Paripurna Ditunda, Gerindra Harap Fraksi Tolak Revisi UU KPK

Supratman menepis isu yang me‎nyebutkan penolakan Gerindra hanya untuk pencitraan.

oleh Taufiqurrohman diperbarui 18 Feb 2016, 18:42 WIB
Aksi sejumlah masyarakat sipil membawa pentungan sebagai tanda peringatan terkait revisi UU KPK, Jakarta, Selasa (16/2/2016). Aksi tersebut menolak akan di sahkannya uu revisi oleh DPR. (Liputan6.com/Helmi Afandi)

Liputan6.com, Jakarta - Anggota DPR Fraksi Partai Gerindra Supratman Andi Agnas mengaku senang, rapat paripurna yang mengagendakan pengesahan revisi Undang‎-Undang Nomor 30 Tahun 2002 tentang Komisi Pemberantasan Korupsi (KPK) atau UU KPK ditunda.

Menurut Supratman, penundaan paripurna tersebut bisa dimanfaatkan untuk melakukan konsolidasi ke beberapa fraksi, untuk menolak revisi tersebut seperti halnya Gerindra.

‎"Tapi penundaan paripurna ini bagus, untuk bisa melakukan konsolidasi dialog dengan partai lain, untuk mendengar aspirasi publik (revisi UU KPK) untuk dibatalkan," kata dia di Gedung DPR, Senayan, Jakarta, Kamis (18/2/2016).

9 Fraksi DPR kecuali Gerindra‎ telah menandatangani persetujuan revisi UU KPK. Namun, Fraksi Demokrat dan Fraksi Partai Keadilan Sejahter (PKS) menyatakan persetujuan tersebut bukan sikap keseluruhan fraksi mereka. Supratman pun ikut senang dengan perubahan sikap 2 fraksi tersebut.

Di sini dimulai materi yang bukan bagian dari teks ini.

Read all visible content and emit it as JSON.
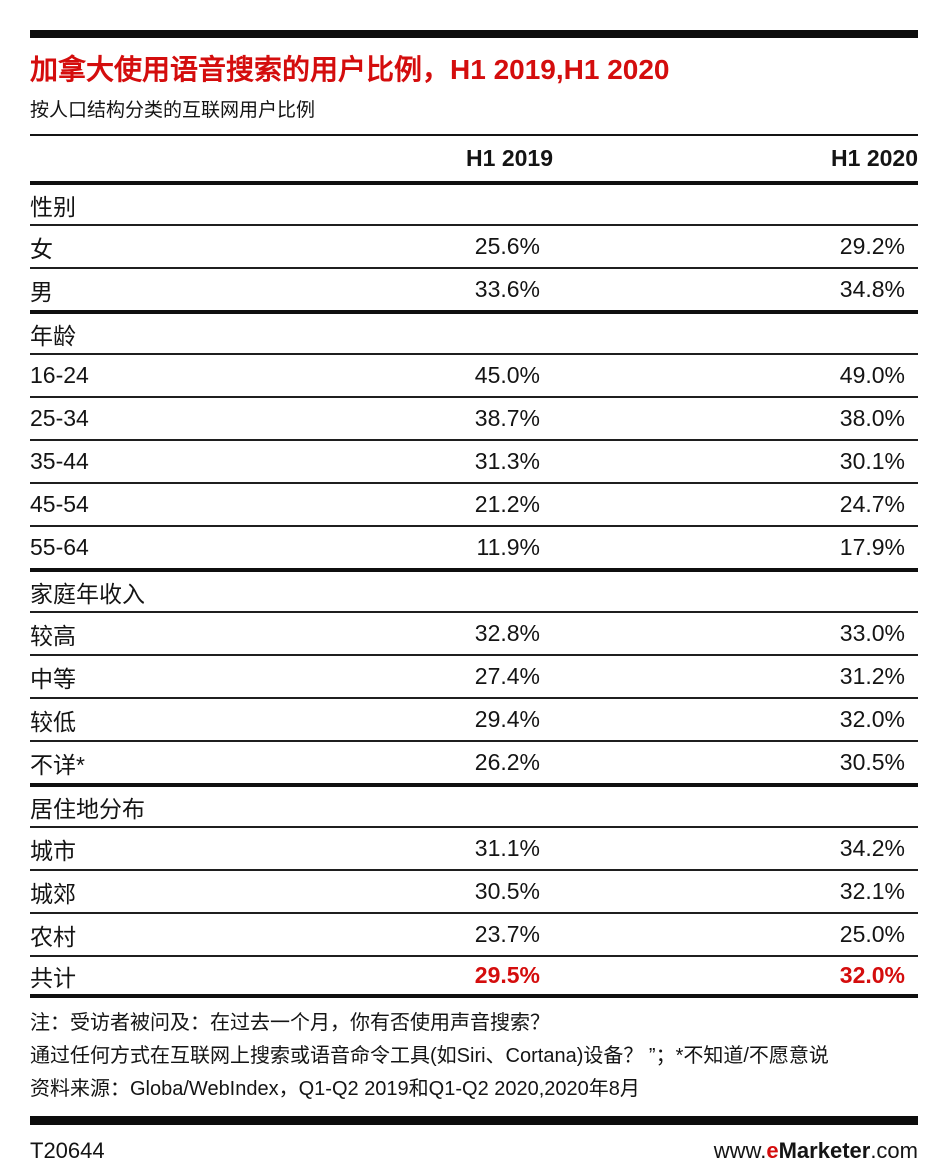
{
  "colors": {
    "accent_red": "#d40d0d",
    "bar_black": "#0d0d0d"
  },
  "header": {
    "title": "加拿大使用语音搜索的用户比例，H1 2019,H1 2020",
    "subtitle": "按人口结构分类的互联网用户比例"
  },
  "chart_data": {
    "type": "table",
    "columns": [
      "",
      "H1 2019",
      "H1 2020"
    ],
    "sections": [
      {
        "label": "性别",
        "rows": [
          {
            "label": "女",
            "values": [
              "25.6%",
              "29.2%"
            ]
          },
          {
            "label": "男",
            "values": [
              "33.6%",
              "34.8%"
            ]
          }
        ]
      },
      {
        "label": "年龄",
        "rows": [
          {
            "label": "16-24",
            "values": [
              "45.0%",
              "49.0%"
            ]
          },
          {
            "label": "25-34",
            "values": [
              "38.7%",
              "38.0%"
            ]
          },
          {
            "label": "35-44",
            "values": [
              "31.3%",
              "30.1%"
            ]
          },
          {
            "label": "45-54",
            "values": [
              "21.2%",
              "24.7%"
            ]
          },
          {
            "label": "55-64",
            "values": [
              "11.9%",
              "17.9%"
            ]
          }
        ]
      },
      {
        "label": "家庭年收入",
        "rows": [
          {
            "label": "较高",
            "values": [
              "32.8%",
              "33.0%"
            ]
          },
          {
            "label": "中等",
            "values": [
              "27.4%",
              "31.2%"
            ]
          },
          {
            "label": "较低",
            "values": [
              "29.4%",
              "32.0%"
            ]
          },
          {
            "label": "不详*",
            "values": [
              "26.2%",
              "30.5%"
            ]
          }
        ]
      },
      {
        "label": "居住地分布",
        "rows": [
          {
            "label": "城市",
            "values": [
              "31.1%",
              "34.2%"
            ]
          },
          {
            "label": "城郊",
            "values": [
              "30.5%",
              "32.1%"
            ]
          },
          {
            "label": "农村",
            "values": [
              "23.7%",
              "25.0%"
            ]
          }
        ]
      }
    ],
    "total": {
      "label": "共计",
      "values": [
        "29.5%",
        "32.0%"
      ]
    }
  },
  "notes": [
    "注：受访者被问及：在过去一个月，你有否使用声音搜索？",
    "通过任何方式在互联网上搜索或语音命令工具(如Siri、Cortana)设备？ ”；*不知道/不愿意说",
    "资料来源：Globa/WebIndex，Q1-Q2 2019和Q1-Q2 2020,2020年8月"
  ],
  "footer": {
    "chart_id": "T20644",
    "url_prefix": "www.",
    "url_brand_e": "e",
    "url_brand_rest": "Marketer",
    "url_suffix": ".com"
  }
}
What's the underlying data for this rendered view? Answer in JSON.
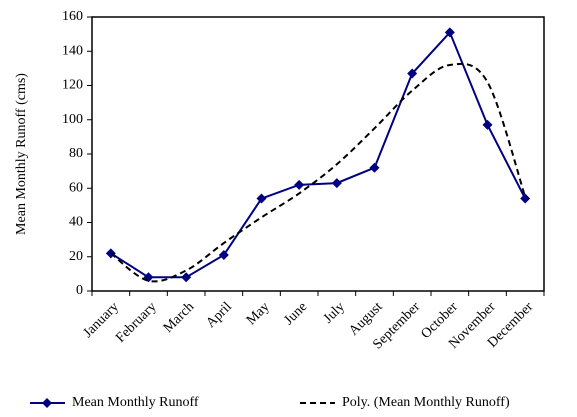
{
  "chart_data": {
    "type": "line",
    "y_label": "Mean Monthly Runoff (cms)",
    "categories": [
      "January",
      "February",
      "March",
      "April",
      "May",
      "June",
      "July",
      "August",
      "September",
      "October",
      "November",
      "December"
    ],
    "series": [
      {
        "name": "Mean Monthly Runoff",
        "color": "#000080",
        "style": "solid",
        "marker": "diamond",
        "values": [
          22,
          8,
          8,
          21,
          54,
          62,
          63,
          72,
          127,
          151,
          97,
          54
        ]
      },
      {
        "name": "Poly. (Mean Monthly Runoff)",
        "color": "#000000",
        "style": "dashed",
        "marker": "none",
        "values": [
          22,
          6,
          12,
          28,
          43,
          57,
          74,
          95,
          117,
          132,
          122,
          55
        ]
      }
    ],
    "ylim": [
      0,
      160
    ],
    "yticks": [
      0,
      20,
      40,
      60,
      80,
      100,
      120,
      140,
      160
    ],
    "legend": "bottom"
  }
}
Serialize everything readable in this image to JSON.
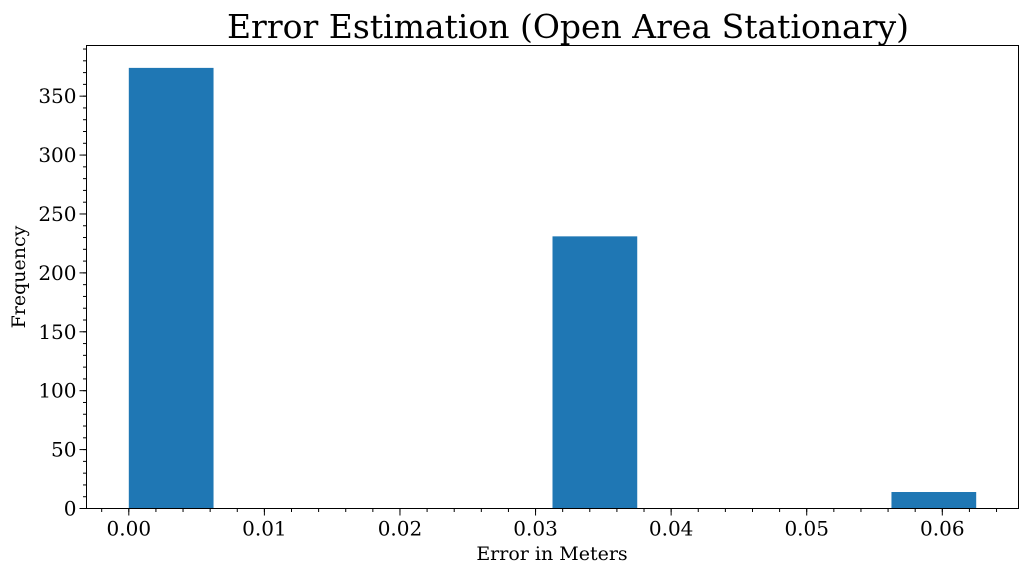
{
  "chart_data": {
    "type": "bar",
    "title": "Error Estimation (Open Area Stationary)",
    "xlabel": "Error in Meters",
    "ylabel": "Frequency",
    "xlim": [
      -0.00312,
      0.06562
    ],
    "ylim": [
      0,
      393
    ],
    "bar_color": "#1f77b4",
    "bin_width": 0.00625,
    "bars": [
      {
        "x0": 0.0,
        "x1": 0.00625,
        "value": 374
      },
      {
        "x0": 0.00625,
        "x1": 0.0125,
        "value": 0
      },
      {
        "x0": 0.0125,
        "x1": 0.01875,
        "value": 0
      },
      {
        "x0": 0.01875,
        "x1": 0.025,
        "value": 0
      },
      {
        "x0": 0.025,
        "x1": 0.03125,
        "value": 0
      },
      {
        "x0": 0.03125,
        "x1": 0.0375,
        "value": 231
      },
      {
        "x0": 0.0375,
        "x1": 0.04375,
        "value": 0
      },
      {
        "x0": 0.04375,
        "x1": 0.05,
        "value": 0
      },
      {
        "x0": 0.05,
        "x1": 0.05625,
        "value": 0
      },
      {
        "x0": 0.05625,
        "x1": 0.0625,
        "value": 14
      }
    ],
    "xticks": [
      {
        "value": 0.0,
        "label": "0.00"
      },
      {
        "value": 0.01,
        "label": "0.01"
      },
      {
        "value": 0.02,
        "label": "0.02"
      },
      {
        "value": 0.03,
        "label": "0.03"
      },
      {
        "value": 0.04,
        "label": "0.04"
      },
      {
        "value": 0.05,
        "label": "0.05"
      },
      {
        "value": 0.06,
        "label": "0.06"
      }
    ],
    "xminor_step": 0.002,
    "yticks": [
      {
        "value": 0,
        "label": "0"
      },
      {
        "value": 50,
        "label": "50"
      },
      {
        "value": 100,
        "label": "100"
      },
      {
        "value": 150,
        "label": "150"
      },
      {
        "value": 200,
        "label": "200"
      },
      {
        "value": 250,
        "label": "250"
      },
      {
        "value": 300,
        "label": "300"
      },
      {
        "value": 350,
        "label": "350"
      }
    ],
    "yminor_step": 10,
    "grid": false,
    "legend": "none"
  }
}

"Sekarang Demokrat ikut (menolak), dan saya dengar PKS ikut. Mudah-mudahan sikap fraksi lain bisa berkesesuian. Tetapi prinsipnya, Gerindra untuk memberikan komiitmen dalam pemberantasan korupsi. Kita harap betul KPK sebagai lembaga kredibel tetap dipertahankan, dan menjadi triger pemberantasan korupsi," ujar dia.

Ketua Badan Legislasi (Baleg) DPR ini pun menepis isu yang me‎nyebutkan penolakan Gerindra hanya untuk pencitraan. Jika nanti ada kadernya terjerat kasus korupsi, partainya tidak akan menghalangi proses hukumnya.

‎"Terlalu naif kalau pencitraan. Ini keputusan buat kebangsaan. Ini lembaga dibutuhkan negara, dan sebagai kepentingan bangsa. Jadi bukan soal kita mendapatkan apresiasi publik, itu penilaian publik. Kalau ada kader-kade kami (terkena kasus korupsi) tidak apa, ini konsekuensi demi kepentingan bangsa," tegas Supratman.

Dia mengatakan meskipun 9 dari 10 fraksi di DPR telah menandatangani persetujuan revisi UU KPK, namun itu belum final, karena harus menunggu sikap resmi dari Presiden Joko Widodo.

Memang, Supratman menyadari, KPK masih memiliki kelemahan dan perlu ada penguatan-penguatan untuk membantu kinerjanya dalam menindak kasus pidana korupsi.

"Kalau pemerintah menarik diri, ya tidak bisa berjalan. Tapi KPK memang punya kelemahan, tapi cara perbaikan sekarang adalah memperbaiki SOP (Standar Operasional Prosedur) di internal itu sendiri. Supaya tidak timbul ada kesan politisasi. Revisi saat ini tidak tepat. Dari awal kita sudah bilang kalau pemerintah mau baik, ya dilakukan seperti itu," tandas Supratman.

Rapat paripurna terkait pengesahan revisi UU KPK hari ini ditunda, karena dari 5 pimpinan DPR, hanya ada 1 orang yang ada di Gedung Parlemen saat ini. 4 Pimpinan lainnya tengah bekerja di luar kota.